An NHS Trust has been refused permission to appeal against a decision from the Court of Appeal with potentially far-reaching implications for the NHS.
A group of 21 junior doctors, led by Dr Hallett and supported by the British Medical Association (BMA), successfully argued that the approach taken by Derby Hospitals NHS Foundation Trust (the Trust) when calculating rest breaks for junior doctors was flawed and resulted in them working longer than they should have done, without receiving the correct pay.
Background
In the NHS, junior doctors engaged under the Terms and Conditions of Service for NHS Medical and Dental Staff (England) 2002 (version 10) (the NHS Terms and Conditions) are contractually entitled to a 30 minute break after four hours' continuous work. There are financial penalties for NHS Trusts that fail to comply with this.
As is standard practice across the NHS, the NHS Terms and Conditions were incorporated into the Trust’s contracts of employment for junior doctors. Therefore the junior doctor claimants were contractually entitled to these rest breaks.
To ensure compliance, the Trust carried out monitoring over a two-week period, twice a year, using commercial software. If a rota was shown to be non-compliant, all doctors on that rota would be entitled to receive double pay, back-dated to three months after the previous compliant monitoring round. This would apply until a further monitoring round could show the rota to be compliant.
In practice, monitoring information was often incomplete.
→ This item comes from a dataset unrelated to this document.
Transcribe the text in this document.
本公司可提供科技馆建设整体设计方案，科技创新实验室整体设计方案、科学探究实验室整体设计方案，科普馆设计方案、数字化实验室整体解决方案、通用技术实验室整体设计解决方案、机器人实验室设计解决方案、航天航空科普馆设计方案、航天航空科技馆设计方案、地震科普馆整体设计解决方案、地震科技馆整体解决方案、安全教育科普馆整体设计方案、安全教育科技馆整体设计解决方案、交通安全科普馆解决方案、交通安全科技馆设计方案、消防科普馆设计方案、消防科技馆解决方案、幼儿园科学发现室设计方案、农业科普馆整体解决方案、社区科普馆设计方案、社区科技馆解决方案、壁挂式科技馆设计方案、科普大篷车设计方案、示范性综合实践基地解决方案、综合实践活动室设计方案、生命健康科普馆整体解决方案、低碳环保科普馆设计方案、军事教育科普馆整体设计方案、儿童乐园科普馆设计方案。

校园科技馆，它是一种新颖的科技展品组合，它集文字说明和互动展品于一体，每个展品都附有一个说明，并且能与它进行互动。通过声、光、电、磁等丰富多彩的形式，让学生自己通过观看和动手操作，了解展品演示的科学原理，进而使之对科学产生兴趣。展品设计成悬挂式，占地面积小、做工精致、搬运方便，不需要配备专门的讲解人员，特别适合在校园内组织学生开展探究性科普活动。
The Trust, in line with standard practice in the NHS, dealt with missing data by supplementing it with expected data from advance rotas, rather than the actual recorded shift patterns.
The claim
The claim centred on whether the Trust complied with the requirement to allow the junior doctors to take their rest breaks during a General Surgery F1 rota between 7 August and 3 December 2013.
Neither the NHS Terms and Conditions nor the Trust’s individual contracts of employment explained how monitoring should be conducted, what constituted valid monitoring, or under what criteria non-compliance would be established.
It was alleged that:
- Certain parts of three Department of Health (DOH) documents that specifically prescribed how Trusts should address monitoring and pay uplifts were incorporated into junior doctors’ contracts of employment, namely Health Service circular 1998/240, Health Service Circular 2000/031 and a Department of Health publication entitled ‘Junior Doctors' Hours - Monitoring Guidance’.
- As the Trust had failed to comply with the monitoring requirements in the DOH documents, this amounted to a breach of contract.
- The Trust’s approach skewed the data in such a way that it disguised breaches of compliance and the doctors were entitled to back-dated double pay for the duration of the rota in question.
Court of Appeal decision
The Court of Appeal held that the DOH documents were incorporated within the doctors’ contracts of employment and therefore the approach to monitoring as set out in the DOH documents should have been applied. The Court concluded the Trust’s approach “was both in breach of the contract on its proper interpretation and irrational".
The Court of Appeal declared that, for monitoring to be compliant:
- “The assessment of natural breaks compliance should have been calculated using actual recorded data for each duty period during the monitoring round as opposed to the expected data shown on the rota for each duty period during the monitoring round, subject only to the proviso that where a doctor has been at work during a duty period but has failed to submit data about rest breaks, the defendant [the Trust] is entitled to assume that the doctor has taken the required rest breaks during that duty period” (paragraph 78 of the Judgment).
- Monitoring results must be “calculated using actual recorded data for each duty period during the monitoring round, as opposed to the expected data shown on the rota for each duty period during the monitoring round of any artificially produced data” (paragraph 83 of the judgment).
The Trust recently sought leave to appeal to the Supreme Court but on 9 April 2020, the BMA announced that this has been refused, signalling the end of the Trust’s ability to challenge the decision.
Comment
This case is of national significance as this methodology for calculating working time is widely used in the NHS.
This decision could impact on other NHS Trusts as their approach to calculating rest breaks may now be challenged. At the Court of Appeal, Lord Justice Bean acknowledged that the wider cost to the NHS, as a result of this case, is "potentially substantial".
Looking ahead, as the healthcare sector begins to ‘return to normal’ following the outbreak of COVID-19, we recommend that NHS Trusts now assess whether their approach to calculating rest break entitlement could be challenged, and consider whether any changes are appropriate.